La trama si ambienta a Zuara nel 2015, zona d’imbarco per Lampedusa, data probabilmente non scelta a caso, perché è stato un annus horribilis per le stragi in mare. E’ stato chiesto a Stéphanie Coste se avesse mai intervistato un trafficante in carne ed ossa per documentarsi e costruire la sua fiction, ma ha risposto che solo i grandi reporter o i media famosi ottengono di poterlo fare: lei si è documentata su numerose testimonianze di migranti, operatori delle o.n.g, reportage e video di numerose organizzazioni internazionali.
Il suo è un romanzo scioccante proprio perché parte dal punto di vista di un trafficante e lo dispiega al lettore senza giudizio alcuno, nella sua nuda crudezza. Seyoum, l’eritreo protagonista, ha trent’anni e ha fondato la sua ricchezza sulla speranza di poveri esseri umani in cerca di salvezza, trasformandola, in dieci anni, in denaro e potere. ”Ho fatto della speranza l’anima del mio commercio. Fino a quando ci saranno disperati, sulla mia spiaggia arriveranno galline dalle uova d’oro”.

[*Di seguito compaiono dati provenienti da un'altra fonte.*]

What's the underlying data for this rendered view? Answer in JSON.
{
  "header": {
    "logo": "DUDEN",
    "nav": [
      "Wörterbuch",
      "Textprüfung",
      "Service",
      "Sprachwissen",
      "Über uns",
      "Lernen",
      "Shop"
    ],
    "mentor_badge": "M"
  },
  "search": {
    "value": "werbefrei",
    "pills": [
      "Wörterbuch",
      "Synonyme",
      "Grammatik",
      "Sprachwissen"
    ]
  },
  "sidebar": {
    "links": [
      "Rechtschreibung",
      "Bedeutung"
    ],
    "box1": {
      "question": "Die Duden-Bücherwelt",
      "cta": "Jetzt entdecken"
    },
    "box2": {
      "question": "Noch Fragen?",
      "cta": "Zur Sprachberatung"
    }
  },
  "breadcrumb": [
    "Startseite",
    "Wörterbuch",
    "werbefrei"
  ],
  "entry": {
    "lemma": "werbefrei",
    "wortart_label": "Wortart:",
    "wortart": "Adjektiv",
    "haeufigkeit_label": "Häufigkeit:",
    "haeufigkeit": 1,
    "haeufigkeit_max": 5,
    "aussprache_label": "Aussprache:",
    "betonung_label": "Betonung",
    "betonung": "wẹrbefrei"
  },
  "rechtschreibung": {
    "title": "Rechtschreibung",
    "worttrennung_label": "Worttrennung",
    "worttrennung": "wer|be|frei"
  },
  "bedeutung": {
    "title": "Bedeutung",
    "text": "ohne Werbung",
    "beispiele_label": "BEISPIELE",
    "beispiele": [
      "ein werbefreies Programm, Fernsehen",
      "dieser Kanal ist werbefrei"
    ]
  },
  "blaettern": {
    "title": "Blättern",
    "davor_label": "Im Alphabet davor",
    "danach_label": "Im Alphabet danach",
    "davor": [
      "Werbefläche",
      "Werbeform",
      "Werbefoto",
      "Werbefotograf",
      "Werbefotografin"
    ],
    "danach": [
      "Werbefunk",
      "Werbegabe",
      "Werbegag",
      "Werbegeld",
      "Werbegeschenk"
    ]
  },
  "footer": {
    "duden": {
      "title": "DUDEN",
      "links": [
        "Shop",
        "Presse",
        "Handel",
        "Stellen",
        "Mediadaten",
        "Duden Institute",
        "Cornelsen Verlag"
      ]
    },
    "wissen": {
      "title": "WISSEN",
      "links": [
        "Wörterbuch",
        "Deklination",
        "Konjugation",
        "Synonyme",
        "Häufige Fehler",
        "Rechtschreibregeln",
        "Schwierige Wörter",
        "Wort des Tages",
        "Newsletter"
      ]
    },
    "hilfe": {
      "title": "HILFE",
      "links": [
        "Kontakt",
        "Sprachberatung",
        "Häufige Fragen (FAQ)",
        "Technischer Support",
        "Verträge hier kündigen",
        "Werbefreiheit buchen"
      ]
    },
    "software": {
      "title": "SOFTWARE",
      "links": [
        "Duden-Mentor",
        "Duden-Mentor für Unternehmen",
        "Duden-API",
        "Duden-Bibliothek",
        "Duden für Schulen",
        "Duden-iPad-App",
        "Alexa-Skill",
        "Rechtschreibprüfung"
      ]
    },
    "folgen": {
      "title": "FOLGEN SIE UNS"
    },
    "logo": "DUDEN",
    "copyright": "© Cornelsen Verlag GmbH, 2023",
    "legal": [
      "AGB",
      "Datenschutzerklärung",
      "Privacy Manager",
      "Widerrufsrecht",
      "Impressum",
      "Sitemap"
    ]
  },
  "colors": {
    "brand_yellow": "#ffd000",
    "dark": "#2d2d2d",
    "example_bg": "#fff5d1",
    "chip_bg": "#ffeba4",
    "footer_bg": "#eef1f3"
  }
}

Il suo cinismo ributtante si estrinseca non solo sui migranti, ma sui suoi collaboratori e sottoposti, sulle forze dell’ordine di ogni stato attraversato dai fuggiaschi per raggiungere la Libia che occorre ‘ungere’ e foraggiare, su ogni autorità che bisogna corrompere e con cui condividere i proventi del traffico. Non crede a niente e non si fida di nessuno, al minimo sospetto che si voglia fregarlo o estrometterlo dagli affari più lucrosi, mette mano alla sua pistola per risolvere una gelosia di mestiere o un’ invidia di chi non ha raggiunto le stesse vette. Regna tramite corruzione e terrore.
Tuttavia qualcosa lo tormenta e lo spinge ad autodistruggersi con alcol, khat e sesso. Ha una bella casa ma vive in un capanno disastrato sul litorale, per meglio dirigere i suoi affari: costringere i sopravvissuti della traversata del Sahara, ammucchiati in lamiere di ferro sotto il sole, a trovare in ogni modo i soldi per imbarcarsi, affamandoli, assetandoli o picchiandoli, incurante di donne allo stremo con in braccio i figli o di uomini che sono stati già torturati e derubati dai predoni somali; contrattare i prezzi delle imbarcazioni sgangherate e prive di ogni sicurezza su cui verranno imbarcati i migranti; cercare tra coloro che devono partire lo scafista di turno volente o nolente; ricevere in quel tugurio il suo banchiere per investire i proventi, o affaristi con cui condividere sotterfugi e imbrogli di ogni genere.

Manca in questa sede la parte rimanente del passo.